Capable of processing 12,000 tonnes of glass waste

The 16,000m2 plant, operated by local company Abraclean, is capable of processing 12,000 tonnes of glass waste a year.

This represents 16 per cent of glass waste generated in Singapore in 2021.

The glass waste will be processed into finer sizes that are then used to make the company's proprietary product, Abrablast, a non-metallic abrasive that can be used to clean metallic surfaces of impurities such as rust.

Cleaning metallic surfaces is a crucial step before other materials, such as anti-corrosive paint, can be applied to them.

Closing the glass waste loop

To help close the glass waste loop, Abraclean works with waste collection partners to receive glass waste that is collected locally.

Glass waste brought to Abraclean facility and waiting to be processed.

The glass waste will be processed on-site, undergoing decontamination before being crushed into finer sizes.

Glass waste is first rinsed and decontaminated.

A series of machines, including crushers and conveyor belts, crush and sort the glass waste into finer sizes.

The fine glass is then sorted according to size.

About 80 per cent of the resulting material will be used to make Abrablast.

The resulting glass abrasive can be used to clean metallic surfaces.

The remaining 20 per cent which is too fine to be used in Abrablast is sent off to make construction materials.

According to Abraclean chairman Gurmit Singh, if Abraclean receives the abrasive after they are used, the facility will process the used material and turn it into construction material.

"So we can safely say with our friends and our partners, we are able to achieve a zero-waste solution. So nothing will end up in the landfill", Singh said.

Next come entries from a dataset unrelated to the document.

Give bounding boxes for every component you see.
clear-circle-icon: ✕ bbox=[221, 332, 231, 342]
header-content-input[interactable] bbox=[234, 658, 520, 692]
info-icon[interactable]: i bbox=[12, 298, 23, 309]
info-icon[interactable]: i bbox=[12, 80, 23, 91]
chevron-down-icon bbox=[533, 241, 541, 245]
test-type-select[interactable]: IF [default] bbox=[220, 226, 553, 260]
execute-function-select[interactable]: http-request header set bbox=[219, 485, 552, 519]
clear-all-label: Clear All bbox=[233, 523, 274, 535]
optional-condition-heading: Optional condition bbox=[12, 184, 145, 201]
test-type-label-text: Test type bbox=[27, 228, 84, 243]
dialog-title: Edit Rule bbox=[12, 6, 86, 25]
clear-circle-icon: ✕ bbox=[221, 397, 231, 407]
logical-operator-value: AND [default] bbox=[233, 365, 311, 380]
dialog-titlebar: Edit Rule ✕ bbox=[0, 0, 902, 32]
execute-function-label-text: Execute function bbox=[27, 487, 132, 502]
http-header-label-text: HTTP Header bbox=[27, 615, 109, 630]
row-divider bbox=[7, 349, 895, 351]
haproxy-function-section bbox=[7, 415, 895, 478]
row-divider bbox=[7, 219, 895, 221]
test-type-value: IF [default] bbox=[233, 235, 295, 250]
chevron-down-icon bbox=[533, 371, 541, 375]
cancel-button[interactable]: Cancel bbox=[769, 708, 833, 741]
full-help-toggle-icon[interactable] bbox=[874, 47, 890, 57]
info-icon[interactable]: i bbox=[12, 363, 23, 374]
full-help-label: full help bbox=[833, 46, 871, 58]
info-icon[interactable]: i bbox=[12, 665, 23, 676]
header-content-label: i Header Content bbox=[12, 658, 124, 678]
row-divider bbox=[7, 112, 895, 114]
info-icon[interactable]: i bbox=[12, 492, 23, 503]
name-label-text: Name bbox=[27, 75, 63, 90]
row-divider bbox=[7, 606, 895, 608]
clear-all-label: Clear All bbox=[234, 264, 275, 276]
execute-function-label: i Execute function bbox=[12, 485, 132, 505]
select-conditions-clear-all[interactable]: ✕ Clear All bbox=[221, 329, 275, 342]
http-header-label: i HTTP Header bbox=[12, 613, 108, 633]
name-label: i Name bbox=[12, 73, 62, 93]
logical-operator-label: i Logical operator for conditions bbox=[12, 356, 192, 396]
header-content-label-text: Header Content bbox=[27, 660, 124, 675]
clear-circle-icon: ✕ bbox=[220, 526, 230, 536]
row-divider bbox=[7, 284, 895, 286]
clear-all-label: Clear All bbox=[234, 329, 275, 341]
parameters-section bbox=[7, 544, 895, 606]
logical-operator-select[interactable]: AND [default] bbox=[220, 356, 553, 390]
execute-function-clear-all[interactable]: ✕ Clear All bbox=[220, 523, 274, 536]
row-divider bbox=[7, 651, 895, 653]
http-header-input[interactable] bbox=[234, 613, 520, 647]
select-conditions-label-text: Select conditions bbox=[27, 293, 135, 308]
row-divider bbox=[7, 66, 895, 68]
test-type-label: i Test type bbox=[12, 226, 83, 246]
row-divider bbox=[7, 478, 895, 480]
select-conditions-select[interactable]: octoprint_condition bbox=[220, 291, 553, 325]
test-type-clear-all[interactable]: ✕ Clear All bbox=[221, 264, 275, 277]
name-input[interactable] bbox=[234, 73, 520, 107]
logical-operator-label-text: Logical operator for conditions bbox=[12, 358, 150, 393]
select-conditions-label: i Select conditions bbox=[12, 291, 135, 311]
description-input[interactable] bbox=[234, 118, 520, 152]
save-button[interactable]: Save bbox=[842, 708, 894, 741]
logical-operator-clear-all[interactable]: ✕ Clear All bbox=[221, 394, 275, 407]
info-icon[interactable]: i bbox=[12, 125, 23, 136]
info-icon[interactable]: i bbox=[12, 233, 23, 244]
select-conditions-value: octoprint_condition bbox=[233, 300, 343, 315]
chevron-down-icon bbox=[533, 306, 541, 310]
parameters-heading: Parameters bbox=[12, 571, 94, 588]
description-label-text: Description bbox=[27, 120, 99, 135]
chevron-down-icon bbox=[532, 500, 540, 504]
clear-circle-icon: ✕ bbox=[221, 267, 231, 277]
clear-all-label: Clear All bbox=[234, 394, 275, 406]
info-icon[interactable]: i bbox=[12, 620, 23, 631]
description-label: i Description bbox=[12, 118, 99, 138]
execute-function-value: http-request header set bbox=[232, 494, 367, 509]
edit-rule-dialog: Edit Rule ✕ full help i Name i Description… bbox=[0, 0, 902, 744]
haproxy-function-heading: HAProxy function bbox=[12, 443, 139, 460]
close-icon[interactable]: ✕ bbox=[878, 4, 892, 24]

Local design, safer industrial product

According to Abraclean director Lau Kee Siong, the processing plant was put together locally, based on blueprints drawn up by Abraclean's engineers.

A crushing plant from Australia would cost S$1 million, Lau pointed out.

By innovating on their own, Abraclean's processing plant cost "much less" than that.

"But the cost of the manpower, the cost of the time... is immeasurable", Lau said of their innovation.

The proprietary glass abrasive product is also safer for workers compared to past products used by the industry.

Sandblasting, which was used in the past, has since been "outlawed" as it causes lung cancer, Lau explained.

Following that, the alternative is blasting with steel grit, but that creates heat and is a fire hazard.

A comparison of a metallic surface before and after it is cleaned and treated with anti-corrosive material.

To ensure that the product is up to par in a manufacturing environment, teams from ExxonMobil worked with Abraclean to test and evaluate the locally manufactured recycled glass abrasive.

"Impressive" innovation: Fu

Speaking at the inauguration, Fu noted that at the current rate of waste generation in Singapore, the nation's only landfill at Pulau Semakau is expected to run out of space by 2035.

"Since the facility began operating in 2021, Abraclean has been diverting glass waste away from Semakau Landfill", Fu said.

Fu also pointed out that businesses are in a "unique position" to support the collective efforts in helping achieve Singapore's zero-waste goals:

And what it's really impressive to me is that not only is this able to turn waste, remove waste stream from our waste treatment capacity, but also create something that's useful and value-add in the process.

According to statistics from NEA, Singapore generated 74,000 tonnes of glass waste in 2021.

Of that, only 9,000 tonnes, or 13 per cent, were recycled.

The remaining 65,000 tonnes were disposed of.